Although the crop-chemical industry worries about defending its technology, Nowak said the soon-to-be released White House pollinator report should not call for any strict measures on pesticide use. “There is no science that allows them to take a firm stance one way or another,” he said.
What may be more concerning for the industry is how the government will proceed after the task force releases its report. David Zaruk, author of the RiskMonger blog on science and regulatory issues in the European Union, shared his investigation into the European Commission’s two-year ban on three types of neonicotinoid pesticides in December 2013, after they were linked to a decline in the bee population.

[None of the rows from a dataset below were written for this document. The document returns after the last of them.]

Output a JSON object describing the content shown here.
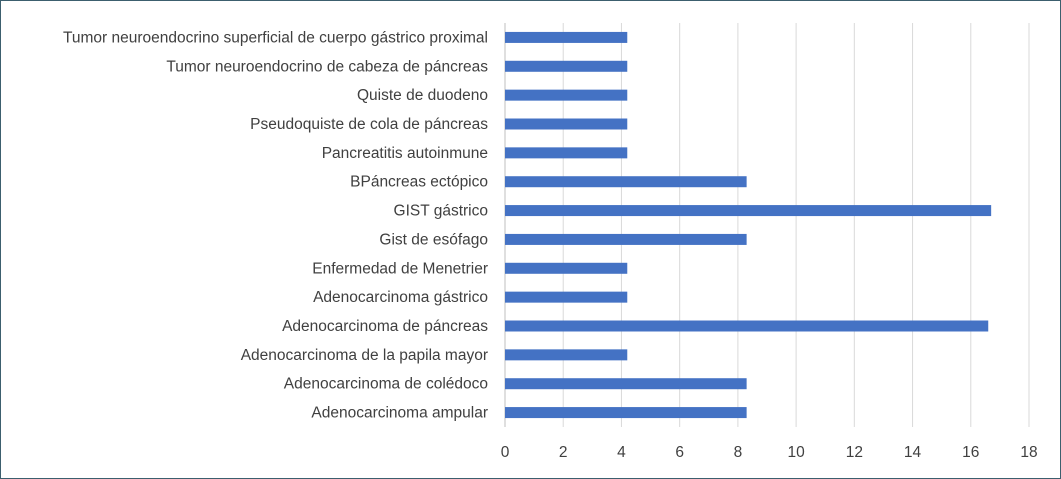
{
  "chart_data": {
    "type": "bar",
    "orientation": "horizontal",
    "categories": [
      "Tumor neuroendocrino superficial de cuerpo gástrico proximal",
      "Tumor neuroendocrino de cabeza de páncreas",
      "Quiste de duodeno",
      "Pseudoquiste de cola de páncreas",
      "Pancreatitis autoinmune",
      "BPáncreas ectópico",
      "GIST gástrico",
      "Gist de esófago",
      "Enfermedad de Menetrier",
      "Adenocarcinoma gástrico",
      "Adenocarcinoma de páncreas",
      "Adenocarcinoma de la papila mayor",
      "Adenocarcinoma de colédoco",
      "Adenocarcinoma ampular"
    ],
    "values": [
      4.2,
      4.2,
      4.2,
      4.2,
      4.2,
      8.3,
      16.7,
      8.3,
      4.2,
      4.2,
      16.6,
      4.2,
      8.3,
      8.3
    ],
    "x_ticks": [
      "0",
      "2",
      "4",
      "6",
      "8",
      "10",
      "12",
      "14",
      "16",
      "18"
    ],
    "xlim": [
      0,
      18
    ],
    "grid": true,
    "bar_color": "#4472c4",
    "title": "",
    "xlabel": "",
    "ylabel": ""
  },
  "colors": {
    "frame_border": "#3c5f6e",
    "grid": "#d9d9d9",
    "text": "#404040"
  }
}
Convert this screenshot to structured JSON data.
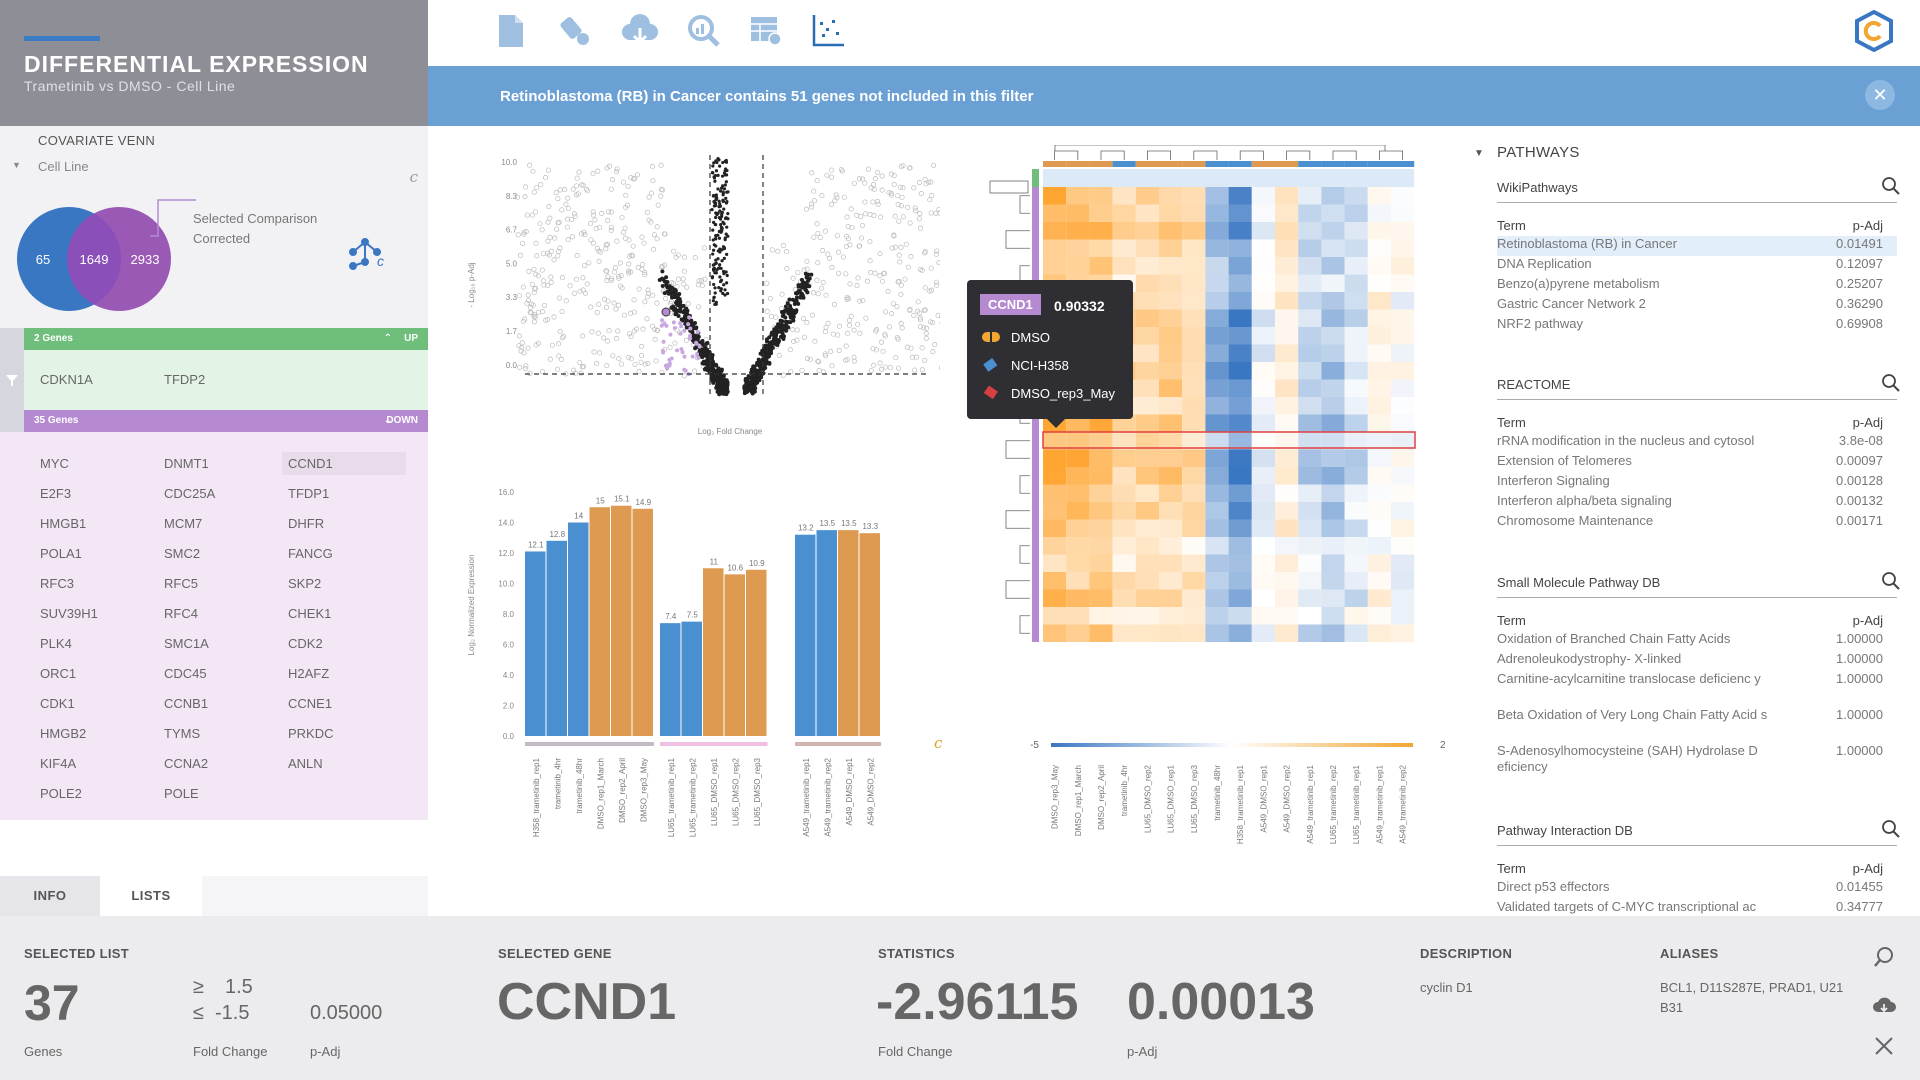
{
  "app": {
    "title": "DIFFERENTIAL EXPRESSION",
    "subtitle": "Trametinib vs DMSO - Cell Line"
  },
  "venn": {
    "title": "COVARIATE VENN",
    "covariate": "Cell Line",
    "c_icon": "c",
    "left": "65",
    "overlap": "1649",
    "right": "2933",
    "label1": "Selected Comparison",
    "label2": "Corrected",
    "color_left": "#3a77c2",
    "color_right": "#9b59b6"
  },
  "up": {
    "count_label": "2 Genes",
    "direction": "UP",
    "genes": [
      "CDKN1A",
      "TFDP2"
    ]
  },
  "down": {
    "count_label": "35 Genes",
    "direction": "DOWN",
    "genes": [
      "MYC",
      "DNMT1",
      "CCND1",
      "E2F3",
      "CDC25A",
      "TFDP1",
      "HMGB1",
      "MCM7",
      "DHFR",
      "POLA1",
      "SMC2",
      "FANCG",
      "RFC3",
      "RFC5",
      "SKP2",
      "SUV39H1",
      "RFC4",
      "CHEK1",
      "PLK4",
      "SMC1A",
      "CDK2",
      "ORC1",
      "CDC45",
      "H2AFZ",
      "CDK1",
      "CCNB1",
      "CCNE1",
      "HMGB2",
      "TYMS",
      "PRKDC",
      "KIF4A",
      "CCNA2",
      "ANLN",
      "POLE2",
      "POLE"
    ]
  },
  "tabs": {
    "info": "INFO",
    "lists": "LISTS"
  },
  "toolbar": {
    "icons": [
      "file-icon",
      "brush-icon",
      "cloud-download-icon",
      "search-chart-icon",
      "table-settings-icon",
      "scatter-axis-icon"
    ],
    "logo": "app-logo-icon"
  },
  "banner": {
    "text": "Retinoblastoma (RB) in Cancer contains 51 genes not included in this filter"
  },
  "volcano": {
    "ylabel": "- Log₁₀ p-Adj",
    "xlabel": "Log₂ Fold Change",
    "yticks": [
      "10.0",
      "8.3",
      "6.7",
      "5.0",
      "3.3",
      "1.7",
      "0.0"
    ]
  },
  "chart_data": {
    "type": "bar",
    "ylabel": "Log₂ Normalized Expression",
    "ylim": [
      0,
      16
    ],
    "yticks": [
      "16.0",
      "14.0",
      "12.0",
      "10.0",
      "8.0",
      "6.0",
      "4.0",
      "2.0",
      "0.0"
    ],
    "c_icon": "c",
    "groups": [
      {
        "categories": [
          "H358_trametinib_rep1",
          "trametinib_4hr",
          "trametinib_48hr",
          "DMSO_rep1_March",
          "DMSO_rep2_April",
          "DMSO_rep3_May"
        ],
        "values": [
          12.1,
          12.8,
          14.0,
          15.0,
          15.1,
          14.9
        ],
        "colors": [
          "#4a90d0",
          "#4a90d0",
          "#4a90d0",
          "#dd9a50",
          "#dd9a50",
          "#dd9a50"
        ]
      },
      {
        "categories": [
          "LU65_trametinib_rep1",
          "LU65_trametinib_rep2",
          "LU65_DMSO_rep1",
          "LU65_DMSO_rep2",
          "LU65_DMSO_rep3"
        ],
        "values": [
          7.4,
          7.5,
          11.0,
          10.6,
          10.9
        ],
        "colors": [
          "#4a90d0",
          "#4a90d0",
          "#dd9a50",
          "#dd9a50",
          "#dd9a50"
        ]
      },
      {
        "categories": [
          "A549_trametinib_rep1",
          "A549_trametinib_rep2",
          "A549_DMSO_rep1",
          "A549_DMSO_rep2"
        ],
        "values": [
          13.2,
          13.5,
          13.5,
          13.3
        ],
        "colors": [
          "#4a90d0",
          "#4a90d0",
          "#dd9a50",
          "#dd9a50"
        ]
      }
    ]
  },
  "heatmap": {
    "min_label": "-5",
    "max_label": "2",
    "columns": [
      "DMSO_rep3_May",
      "DMSO_rep1_March",
      "DMSO_rep2_April",
      "trametinib_4hr",
      "LU65_DMSO_rep2",
      "LU65_DMSO_rep1",
      "LU65_DMSO_rep3",
      "trametinib_48hr",
      "H358_trametinib_rep1",
      "A549_DMSO_rep1",
      "A549_DMSO_rep2",
      "A549_trametinib_rep1",
      "LU65_trametinib_rep2",
      "LU65_trametinib_rep1",
      "A549_trametinib_rep1",
      "A549_trametinib_rep2"
    ]
  },
  "tooltip": {
    "gene": "CCND1",
    "value": "0.90332",
    "rows": [
      "DMSO",
      "NCI-H358",
      "DMSO_rep3_May"
    ]
  },
  "pathways": {
    "title": "PATHWAYS",
    "col_term": "Term",
    "col_padj": "p-Adj",
    "sections": [
      {
        "title": "WikiPathways",
        "rows": [
          {
            "term": "Retinoblastoma (RB) in Cancer",
            "p": "0.01491"
          },
          {
            "term": "DNA Replication",
            "p": "0.12097"
          },
          {
            "term": "Benzo(a)pyrene metabolism",
            "p": "0.25207"
          },
          {
            "term": "Gastric Cancer Network 2",
            "p": "0.36290"
          },
          {
            "term": "NRF2 pathway",
            "p": "0.69908"
          }
        ]
      },
      {
        "title": "REACTOME",
        "rows": [
          {
            "term": "rRNA modification in the nucleus and cytosol",
            "p": "3.8e-08"
          },
          {
            "term": "Extension of Telomeres",
            "p": "0.00097"
          },
          {
            "term": "Interferon Signaling",
            "p": "0.00128"
          },
          {
            "term": "Interferon alpha/beta signaling",
            "p": "0.00132"
          },
          {
            "term": "Chromosome Maintenance",
            "p": "0.00171"
          }
        ]
      },
      {
        "title": "Small Molecule Pathway DB",
        "rows": [
          {
            "term": "Oxidation of Branched Chain Fatty Acids",
            "p": "1.00000"
          },
          {
            "term": "Adrenoleukodystrophy- X-linked",
            "p": "1.00000"
          },
          {
            "term": "Carnitine-acylcarnitine translocase deficienc y",
            "p": "1.00000"
          },
          {
            "term": "Beta Oxidation of Very Long Chain Fatty Acid s",
            "p": "1.00000"
          },
          {
            "term": "S-Adenosylhomocysteine (SAH) Hydrolase D eficiency",
            "p": "1.00000"
          }
        ]
      },
      {
        "title": "Pathway Interaction DB",
        "rows": [
          {
            "term": "Direct p53 effectors",
            "p": "0.01455"
          },
          {
            "term": "Validated targets of C-MYC transcriptional ac",
            "p": "0.34777"
          }
        ]
      }
    ]
  },
  "footer": {
    "selected_list_label": "SELECTED LIST",
    "count": "37",
    "count_unit": "Genes",
    "ge": "≥",
    "le": "≤",
    "fc_up": "1.5",
    "fc_down": "-1.5",
    "fc_label": "Fold Change",
    "padj": "0.05000",
    "padj_label": "p-Adj",
    "selected_gene_label": "SELECTED GENE",
    "gene": "CCND1",
    "statistics_label": "STATISTICS",
    "stat_fc": "-2.96115",
    "stat_fc_label": "Fold Change",
    "stat_p": "0.00013",
    "stat_p_label": "p-Adj",
    "description_label": "DESCRIPTION",
    "description": "cyclin D1",
    "aliases_label": "ALIASES",
    "aliases_line1": "BCL1, D11S287E, PRAD1, U21",
    "aliases_line2": "B31"
  }
}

Zaruk said there is “a growing body of activist scientists” that devise research to conclude particular outcomes. He said the environmentalists’ strategy, “to manipulate by creating fear and sense of urgency,” convinced members of the EU Commission that banning neonicotinoids would provide the public the sense that the government had addressed the problem. However, after the first full year of the ban, Zaruk said some EU nations have had significant crop losses and in Germany, “”harsher pesticides were being used and were not effective…”
EPA is scheduled to review the registration of neonicotinoids in 2018. In the meantime, Reps. John Conyers, D-Mich., and Earl Blumenauer, D-Ore., have reintroduced the Saving America’s Pollinators Act.to suspend the use of neonicotinoids until EPA can review their registration and declare that they do not cause adverse effects to honey bees or other pollinators.